The Hague-based LNG giant Shell aims to slash up to 9,000 job due to the oil and gas market slump and as part of a major overhaul to shift to low-carbon energy.
This represents about 10 percent of the total Shell worhoforce as the major had 83,000 employees at the end of 2019.
Furthermore, Shell said that the reorganisation will lead to additional annual savings of around $2-$2.5 billion by 2022.
This will partially contribute to the previously announced underlying operating cost reduction of $3-$4 billion by the first quarter 2021.
Shell expects to cut 7,000 to 9,000 jobs by the end of 2022, including some 1,500 people who have agreed to take voluntary redundancy this year.
The firm did not explain where the cuts would happen.
“Right thing to do”
Shell chief executive Ben van Beurden said the job-cutting programme will be “an extremely tough process”.
“It is very painful to know that you will end up saying goodbye to quite a few good people,” he said. “But we are doing this because we have to, because it is the right thing to do for the future of the company.”
He said Shell had to be “a simpler, more streamlined, more competitive organisation that is more nimble and able to respond to customers”.

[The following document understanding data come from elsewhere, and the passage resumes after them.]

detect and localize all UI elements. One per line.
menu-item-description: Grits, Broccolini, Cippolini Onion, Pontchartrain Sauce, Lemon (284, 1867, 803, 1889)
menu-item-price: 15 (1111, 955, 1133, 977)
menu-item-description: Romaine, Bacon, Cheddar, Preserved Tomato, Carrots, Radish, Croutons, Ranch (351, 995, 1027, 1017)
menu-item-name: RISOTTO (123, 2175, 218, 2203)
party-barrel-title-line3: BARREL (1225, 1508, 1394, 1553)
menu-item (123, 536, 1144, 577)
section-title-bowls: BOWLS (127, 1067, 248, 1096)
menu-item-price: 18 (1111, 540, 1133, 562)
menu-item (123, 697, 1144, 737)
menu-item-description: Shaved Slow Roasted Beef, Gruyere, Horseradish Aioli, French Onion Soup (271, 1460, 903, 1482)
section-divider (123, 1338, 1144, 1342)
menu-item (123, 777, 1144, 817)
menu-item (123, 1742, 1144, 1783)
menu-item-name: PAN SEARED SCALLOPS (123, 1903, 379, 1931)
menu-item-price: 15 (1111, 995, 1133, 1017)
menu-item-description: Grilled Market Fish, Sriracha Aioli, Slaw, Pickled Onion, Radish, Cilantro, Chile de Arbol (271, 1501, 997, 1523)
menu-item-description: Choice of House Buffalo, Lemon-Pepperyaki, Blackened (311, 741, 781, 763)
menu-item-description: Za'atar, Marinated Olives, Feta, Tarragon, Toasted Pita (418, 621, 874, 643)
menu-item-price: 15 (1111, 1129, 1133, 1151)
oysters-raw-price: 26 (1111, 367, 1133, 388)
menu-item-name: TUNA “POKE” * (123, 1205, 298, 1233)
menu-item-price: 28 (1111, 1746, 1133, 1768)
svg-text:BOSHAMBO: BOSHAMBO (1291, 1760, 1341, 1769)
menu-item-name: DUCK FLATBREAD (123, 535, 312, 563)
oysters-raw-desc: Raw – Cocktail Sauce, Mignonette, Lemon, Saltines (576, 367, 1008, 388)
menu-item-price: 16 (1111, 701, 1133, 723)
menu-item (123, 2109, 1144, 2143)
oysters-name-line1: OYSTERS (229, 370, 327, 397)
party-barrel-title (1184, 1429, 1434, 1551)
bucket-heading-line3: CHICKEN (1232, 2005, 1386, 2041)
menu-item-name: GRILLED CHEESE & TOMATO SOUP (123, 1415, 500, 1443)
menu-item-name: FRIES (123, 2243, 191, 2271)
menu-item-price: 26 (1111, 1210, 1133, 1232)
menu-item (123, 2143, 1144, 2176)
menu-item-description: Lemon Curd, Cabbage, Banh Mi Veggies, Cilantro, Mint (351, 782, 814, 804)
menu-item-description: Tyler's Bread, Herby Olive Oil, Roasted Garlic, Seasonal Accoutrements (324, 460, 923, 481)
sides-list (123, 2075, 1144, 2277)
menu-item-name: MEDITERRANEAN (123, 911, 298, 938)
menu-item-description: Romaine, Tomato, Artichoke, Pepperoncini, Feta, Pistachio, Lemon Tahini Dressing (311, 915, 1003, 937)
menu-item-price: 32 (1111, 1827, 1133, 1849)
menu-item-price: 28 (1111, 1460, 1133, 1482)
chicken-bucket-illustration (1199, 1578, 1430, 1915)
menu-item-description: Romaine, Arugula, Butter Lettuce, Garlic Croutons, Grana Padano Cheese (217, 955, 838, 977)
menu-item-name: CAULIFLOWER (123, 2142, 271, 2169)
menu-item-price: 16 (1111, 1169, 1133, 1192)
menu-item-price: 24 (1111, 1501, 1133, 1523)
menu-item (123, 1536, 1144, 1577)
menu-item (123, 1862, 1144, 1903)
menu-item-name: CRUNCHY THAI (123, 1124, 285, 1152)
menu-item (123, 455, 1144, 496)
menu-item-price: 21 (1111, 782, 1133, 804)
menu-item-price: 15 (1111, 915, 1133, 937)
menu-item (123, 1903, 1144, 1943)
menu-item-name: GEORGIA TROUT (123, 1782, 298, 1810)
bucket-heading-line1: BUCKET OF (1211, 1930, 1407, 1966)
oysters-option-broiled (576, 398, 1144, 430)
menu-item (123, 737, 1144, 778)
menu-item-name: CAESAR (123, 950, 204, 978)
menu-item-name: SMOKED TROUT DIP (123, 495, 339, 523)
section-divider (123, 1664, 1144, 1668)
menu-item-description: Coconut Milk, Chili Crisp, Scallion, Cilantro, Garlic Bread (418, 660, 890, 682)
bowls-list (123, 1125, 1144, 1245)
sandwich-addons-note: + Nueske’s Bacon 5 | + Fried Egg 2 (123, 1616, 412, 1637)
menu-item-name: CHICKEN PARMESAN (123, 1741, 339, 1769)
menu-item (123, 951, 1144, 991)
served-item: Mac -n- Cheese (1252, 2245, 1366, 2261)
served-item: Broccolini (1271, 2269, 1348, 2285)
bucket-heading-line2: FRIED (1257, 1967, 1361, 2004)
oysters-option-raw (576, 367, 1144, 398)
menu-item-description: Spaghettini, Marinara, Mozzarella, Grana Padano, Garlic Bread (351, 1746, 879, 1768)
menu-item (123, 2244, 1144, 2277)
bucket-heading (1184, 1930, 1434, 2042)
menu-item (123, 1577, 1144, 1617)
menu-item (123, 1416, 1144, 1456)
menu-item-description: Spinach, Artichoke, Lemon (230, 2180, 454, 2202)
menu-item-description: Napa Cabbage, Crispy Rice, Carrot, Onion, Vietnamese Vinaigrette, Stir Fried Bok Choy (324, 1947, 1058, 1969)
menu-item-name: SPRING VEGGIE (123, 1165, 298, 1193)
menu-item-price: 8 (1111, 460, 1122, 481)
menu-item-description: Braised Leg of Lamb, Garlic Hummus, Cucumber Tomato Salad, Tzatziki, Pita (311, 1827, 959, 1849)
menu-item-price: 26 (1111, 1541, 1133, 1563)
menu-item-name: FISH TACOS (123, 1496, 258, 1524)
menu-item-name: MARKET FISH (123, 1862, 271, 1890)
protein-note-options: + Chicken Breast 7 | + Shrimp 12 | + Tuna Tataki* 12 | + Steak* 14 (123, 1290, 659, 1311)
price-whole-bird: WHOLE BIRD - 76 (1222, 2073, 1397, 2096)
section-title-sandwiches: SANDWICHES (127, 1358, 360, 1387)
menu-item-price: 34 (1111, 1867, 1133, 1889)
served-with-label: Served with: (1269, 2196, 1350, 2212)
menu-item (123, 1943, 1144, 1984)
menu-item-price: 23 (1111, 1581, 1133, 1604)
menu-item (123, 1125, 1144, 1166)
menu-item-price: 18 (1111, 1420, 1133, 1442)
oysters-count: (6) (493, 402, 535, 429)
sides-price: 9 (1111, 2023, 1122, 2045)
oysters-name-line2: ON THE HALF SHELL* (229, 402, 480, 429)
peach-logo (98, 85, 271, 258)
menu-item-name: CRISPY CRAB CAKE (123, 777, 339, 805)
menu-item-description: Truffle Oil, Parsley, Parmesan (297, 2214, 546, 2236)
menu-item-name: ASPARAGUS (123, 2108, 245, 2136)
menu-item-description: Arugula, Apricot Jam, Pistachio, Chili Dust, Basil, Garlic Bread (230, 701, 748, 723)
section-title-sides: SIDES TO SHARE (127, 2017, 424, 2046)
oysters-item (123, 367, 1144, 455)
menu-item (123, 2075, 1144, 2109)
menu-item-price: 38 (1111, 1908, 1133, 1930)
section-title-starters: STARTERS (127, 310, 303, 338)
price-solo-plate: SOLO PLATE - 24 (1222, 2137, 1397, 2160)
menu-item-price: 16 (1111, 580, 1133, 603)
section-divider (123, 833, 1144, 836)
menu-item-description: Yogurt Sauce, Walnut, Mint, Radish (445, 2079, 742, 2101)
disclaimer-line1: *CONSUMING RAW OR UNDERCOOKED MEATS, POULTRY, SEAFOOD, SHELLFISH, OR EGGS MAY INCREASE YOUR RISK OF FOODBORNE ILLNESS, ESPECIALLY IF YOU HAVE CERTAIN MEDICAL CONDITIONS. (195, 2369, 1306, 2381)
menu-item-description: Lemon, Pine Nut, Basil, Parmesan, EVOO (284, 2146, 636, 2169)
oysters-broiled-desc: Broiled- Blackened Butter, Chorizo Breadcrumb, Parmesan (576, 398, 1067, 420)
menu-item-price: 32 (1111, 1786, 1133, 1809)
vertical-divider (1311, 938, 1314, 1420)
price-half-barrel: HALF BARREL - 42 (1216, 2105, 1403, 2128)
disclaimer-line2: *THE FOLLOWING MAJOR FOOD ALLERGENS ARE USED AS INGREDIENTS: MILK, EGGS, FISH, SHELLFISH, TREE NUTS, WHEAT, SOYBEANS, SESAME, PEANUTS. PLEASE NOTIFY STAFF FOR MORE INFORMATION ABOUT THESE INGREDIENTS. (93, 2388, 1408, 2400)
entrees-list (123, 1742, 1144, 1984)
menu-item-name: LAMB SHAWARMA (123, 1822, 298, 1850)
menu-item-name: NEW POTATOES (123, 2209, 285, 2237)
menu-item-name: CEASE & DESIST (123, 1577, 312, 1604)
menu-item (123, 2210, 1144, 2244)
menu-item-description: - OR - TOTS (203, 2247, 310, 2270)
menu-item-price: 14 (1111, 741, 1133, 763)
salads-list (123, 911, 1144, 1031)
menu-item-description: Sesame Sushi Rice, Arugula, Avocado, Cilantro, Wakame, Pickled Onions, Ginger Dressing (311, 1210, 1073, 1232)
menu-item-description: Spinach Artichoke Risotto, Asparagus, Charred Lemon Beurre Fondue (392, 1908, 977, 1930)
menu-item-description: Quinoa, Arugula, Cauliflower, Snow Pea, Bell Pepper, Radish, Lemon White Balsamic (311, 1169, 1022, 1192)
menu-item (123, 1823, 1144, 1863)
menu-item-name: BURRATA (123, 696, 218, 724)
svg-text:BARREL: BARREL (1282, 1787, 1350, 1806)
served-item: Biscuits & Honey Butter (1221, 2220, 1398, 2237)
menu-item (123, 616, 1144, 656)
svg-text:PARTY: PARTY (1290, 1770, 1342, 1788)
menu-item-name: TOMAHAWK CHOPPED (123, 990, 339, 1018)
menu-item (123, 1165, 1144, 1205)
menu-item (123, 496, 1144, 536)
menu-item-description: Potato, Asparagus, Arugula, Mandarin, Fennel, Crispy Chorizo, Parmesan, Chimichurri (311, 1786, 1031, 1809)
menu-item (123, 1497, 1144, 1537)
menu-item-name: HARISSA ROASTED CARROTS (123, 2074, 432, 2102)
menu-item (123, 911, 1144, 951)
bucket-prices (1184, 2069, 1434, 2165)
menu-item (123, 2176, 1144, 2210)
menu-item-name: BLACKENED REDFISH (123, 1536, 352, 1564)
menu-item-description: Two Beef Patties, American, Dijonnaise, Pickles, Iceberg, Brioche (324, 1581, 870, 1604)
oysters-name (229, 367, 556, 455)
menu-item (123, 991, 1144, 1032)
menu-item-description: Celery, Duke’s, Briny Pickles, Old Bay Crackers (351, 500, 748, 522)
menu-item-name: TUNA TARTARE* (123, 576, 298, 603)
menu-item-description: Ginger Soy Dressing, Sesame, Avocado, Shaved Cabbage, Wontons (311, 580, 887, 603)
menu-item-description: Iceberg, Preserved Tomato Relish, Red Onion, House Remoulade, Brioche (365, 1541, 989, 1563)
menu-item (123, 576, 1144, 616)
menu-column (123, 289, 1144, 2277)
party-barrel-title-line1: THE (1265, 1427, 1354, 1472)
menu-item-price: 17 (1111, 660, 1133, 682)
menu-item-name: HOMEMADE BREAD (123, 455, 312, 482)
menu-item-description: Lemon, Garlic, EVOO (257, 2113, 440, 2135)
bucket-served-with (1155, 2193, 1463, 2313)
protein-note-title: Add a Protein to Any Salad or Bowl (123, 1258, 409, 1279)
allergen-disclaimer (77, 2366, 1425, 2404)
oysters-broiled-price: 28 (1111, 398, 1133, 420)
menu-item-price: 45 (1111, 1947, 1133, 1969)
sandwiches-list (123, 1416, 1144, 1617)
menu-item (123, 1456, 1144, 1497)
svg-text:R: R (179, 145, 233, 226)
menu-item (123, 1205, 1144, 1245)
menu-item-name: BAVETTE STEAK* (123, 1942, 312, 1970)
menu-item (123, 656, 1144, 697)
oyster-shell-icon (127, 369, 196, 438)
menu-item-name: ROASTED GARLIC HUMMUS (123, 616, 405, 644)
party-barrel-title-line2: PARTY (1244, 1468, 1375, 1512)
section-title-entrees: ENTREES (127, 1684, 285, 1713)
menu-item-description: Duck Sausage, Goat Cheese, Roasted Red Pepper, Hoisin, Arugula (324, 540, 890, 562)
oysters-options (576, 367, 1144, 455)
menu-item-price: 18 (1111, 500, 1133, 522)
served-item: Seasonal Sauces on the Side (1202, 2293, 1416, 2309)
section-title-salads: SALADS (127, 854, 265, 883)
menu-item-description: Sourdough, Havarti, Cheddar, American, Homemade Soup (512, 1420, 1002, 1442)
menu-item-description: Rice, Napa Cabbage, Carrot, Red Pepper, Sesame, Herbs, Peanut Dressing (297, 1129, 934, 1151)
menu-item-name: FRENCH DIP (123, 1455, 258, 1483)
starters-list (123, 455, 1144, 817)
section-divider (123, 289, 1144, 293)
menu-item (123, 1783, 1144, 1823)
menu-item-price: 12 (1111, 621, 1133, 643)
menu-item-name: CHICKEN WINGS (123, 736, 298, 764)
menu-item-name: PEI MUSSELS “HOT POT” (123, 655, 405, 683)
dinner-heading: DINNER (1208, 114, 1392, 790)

Additionally, the simpler, streamlined and lower-cost organisation will focus on several key points.
These include accelerating value in upstream and growing integrated gas with a focus on unlocking new and expanding existing LNG markets.
Shell allso aims to become a “customer-focused organisation”, providing low and zero-carbon solutions through the integrated power, biofuels and hydrogen businesses.